Une fois sortie de l'autoroute, la première chose que j'ai faite, c'est trouver un motel bon marché. Grâce aux économies sur la nourriture, je pouvais m'en offrir une pour une nuit ou deux.

J'ai payé en liquide et écrit mon nom sur un vieux registre.

« Puis-je vous demander quelque chose ? » ai-je demandé à l'employée.

« Bien sûr », a-t-elle dit en me tendant les clés.

« Je cherche quelqu'un. Mon frère. La dernière fois que j'ai eu de ses nouvelles, il était ici. Il s'appelle Denver Fuchs. »

« Jamais entendu parler », a-t-elle répondu. « Mais si vous avez besoin d'aide pour chercher quelqu'un, le mieux, c'est d'aller au club-house. »

« Le club-house ? »

« Les Rebel Souls. Le moto-club. »

Frères.

« Où est-ce ? » ai-je demandé.

« Tout droit sur cette route. Le complexe est sur la gauche. Vous ne pouvez pas le manquer. »

« Merci », ai-je dit en prenant la clé.

Je ne suis même pas allée dans ma chambre, je suis remontée dans la voiture et j'ai suivi ses instructions.

J'ai vu le complexe dont elle parlait. Ça avait l'air… terrifiant. Les grilles en métal étaient grandes ouvertes, mais il y avait deux types en veste de cuir qui montaient la garde.

J'ai pensé à faire demi-tour, mais j'avais fait tout ce chemin. Denver adorait les motos. Mon intuition me disait que j'étais au bon endroit.

En roulant doucement, je me suis arrêtée à côté des types en cuir.

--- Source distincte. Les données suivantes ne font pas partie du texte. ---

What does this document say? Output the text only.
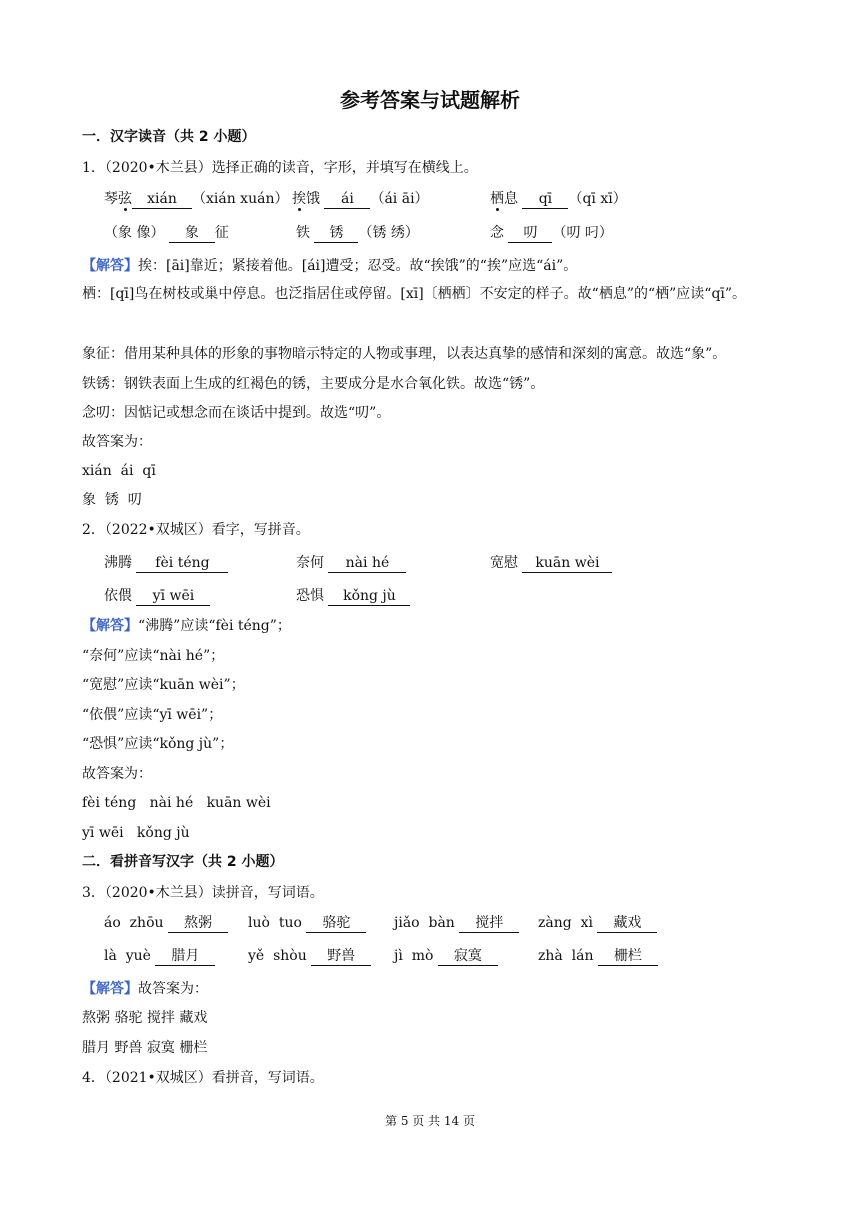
参考答案与试题解析
一．汉字读音（共 2 小题）
1．（2020•木兰县）选择正确的读音，字形，并填写在横线上。
琴弦 xián （xián xuán） 挨饿 ái （ái āi）	栖息 qī （qī xī）
（象 像） 象 征	铁 锈 （锈 绣）	念 叨 （叨 叼）
【解答】挨：[āi]靠近；紧接着他。[ái]遭受；忍受。故“挨饿”的“挨”应选“ái”。
栖：[qī]鸟在树枝或巢中停息。也泛指居住或停留。[xī]〔栖栖〕不安定的样子。故“栖息”的“栖”应读“qī”。
象征：借用某种具体的形象的事物暗示特定的人物或事理，以表达真挚的感情和深刻的寓意。故选“象”。
铁锈：钢铁表面上生成的红褐色的锈，主要成分是水合氧化铁。故选“锈”。
念叨：因惦记或想念而在谈话中提到。故选“叨”。
故答案为：
xián  ái  qī
象  锈  叨
2．（2022•双城区）看字，写拼音。
沸腾 fèi téng	奈何 nài hé	宽慰 kuān wèi
依偎 yī wēi	恐惧 kǒng jù
【解答】“沸腾”应读“fèi téng”；
“奈何”应读“nài hé”；
“宽慰”应读“kuān wèi”；
“依偎”应读“yī wēi”；
“恐惧”应读“kǒng jù”；
故答案为：
fèi téng   nài hé   kuān wèi
yī wēi   kǒng jù
二．看拼音写汉字（共 2 小题）
3．（2020•木兰县）读拼音，写词语。
áo  zhōu 熬粥	luò  tuo 骆驼	jiǎo  bàn 搅拌	zàng  xì 藏戏
là  yuè 腊月	yě  shòu 野兽	jì  mò 寂寞	zhà  lán 栅栏
【解答】故答案为：
熬粥 骆驼 搅拌 藏戏
腊月 野兽 寂寞 栅栏
4．（2021•双城区）看拼音，写词语。
第 5 页 共 14 页
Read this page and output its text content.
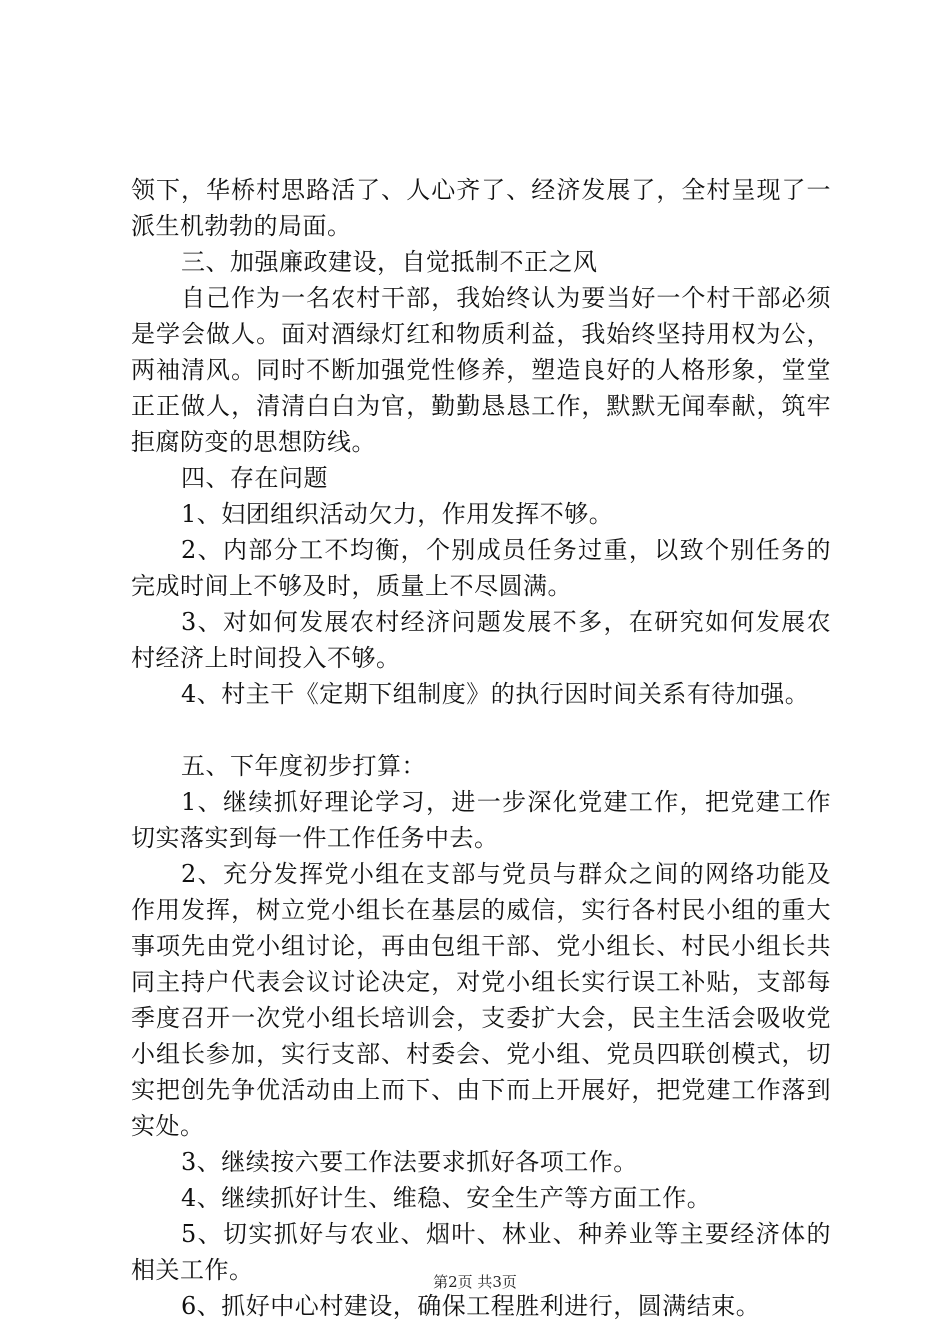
领下，华桥村思路活了、人心齐了、经济发展了，全村呈现了一派生机勃勃的局面。

三、加强廉政建设，自觉抵制不正之风

自己作为一名农村干部，我始终认为要当好一个村干部必须是学会做人。面对酒绿灯红和物质利益，我始终坚持用权为公，两袖清风。同时不断加强党性修养，塑造良好的人格形象，堂堂正正做人，清清白白为官，勤勤恳恳工作，默默无闻奉献，筑牢拒腐防变的思想防线。

四、存在问题

1、妇团组织活动欠力，作用发挥不够。

2、内部分工不均衡，个别成员任务过重，以致个别任务的完成时间上不够及时，质量上不尽圆满。

3、对如何发展农村经济问题发展不多，在研究如何发展农村经济上时间投入不够。

4、村主干《定期下组制度》的执行因时间关系有待加强。

五、下年度初步打算：

1、继续抓好理论学习，进一步深化党建工作，把党建工作切实落实到每一件工作任务中去。

2、充分发挥党小组在支部与党员与群众之间的网络功能及作用发挥，树立党小组长在基层的威信，实行各村民小组的重大事项先由党小组讨论，再由包组干部、党小组长、村民小组长共同主持户代表会议讨论决定，对党小组长实行误工补贴，支部每季度召开一次党小组长培训会，支委扩大会，民主生活会吸收党小组长参加，实行支部、村委会、党小组、党员四联创模式，切实把创先争优活动由上而下、由下而上开展好，把党建工作落到实处。

3、继续按六要工作法要求抓好各项工作。

4、继续抓好计生、维稳、安全生产等方面工作。

5、切实抓好与农业、烟叶、林业、种养业等主要经济体的相关工作。

6、抓好中心村建设，确保工程胜利进行，圆满结束。

第2页 共3页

C'est probablement parce que j'étais une femme qu'ils m'ont fait signe d'entrer, sans même me jeter un second regard.

Il y avait une rangée de motos garées dehors, et un tas de beaux 4x4.

J'ai senti mon ventre se nouer alors que je rassemblais mon courage.

Tout irait bien. La dame ne m'aurait pas envoyée ici si c'était dangereux.

Rassemblant mon courage, je suis sortie de ma voiture, glissant mon téléphone et mes clés dans mon sac en bandoulière.

Je n'avais pas peur en entrant.

La peur est arrivée quand des douzaines de têtes se sont tournées vers moi. Des hommes massifs en tenue de motards et leurs compagnes, tous braquant les yeux sur moi : l'intruse.

Et mon frère n'était nulle part en vue.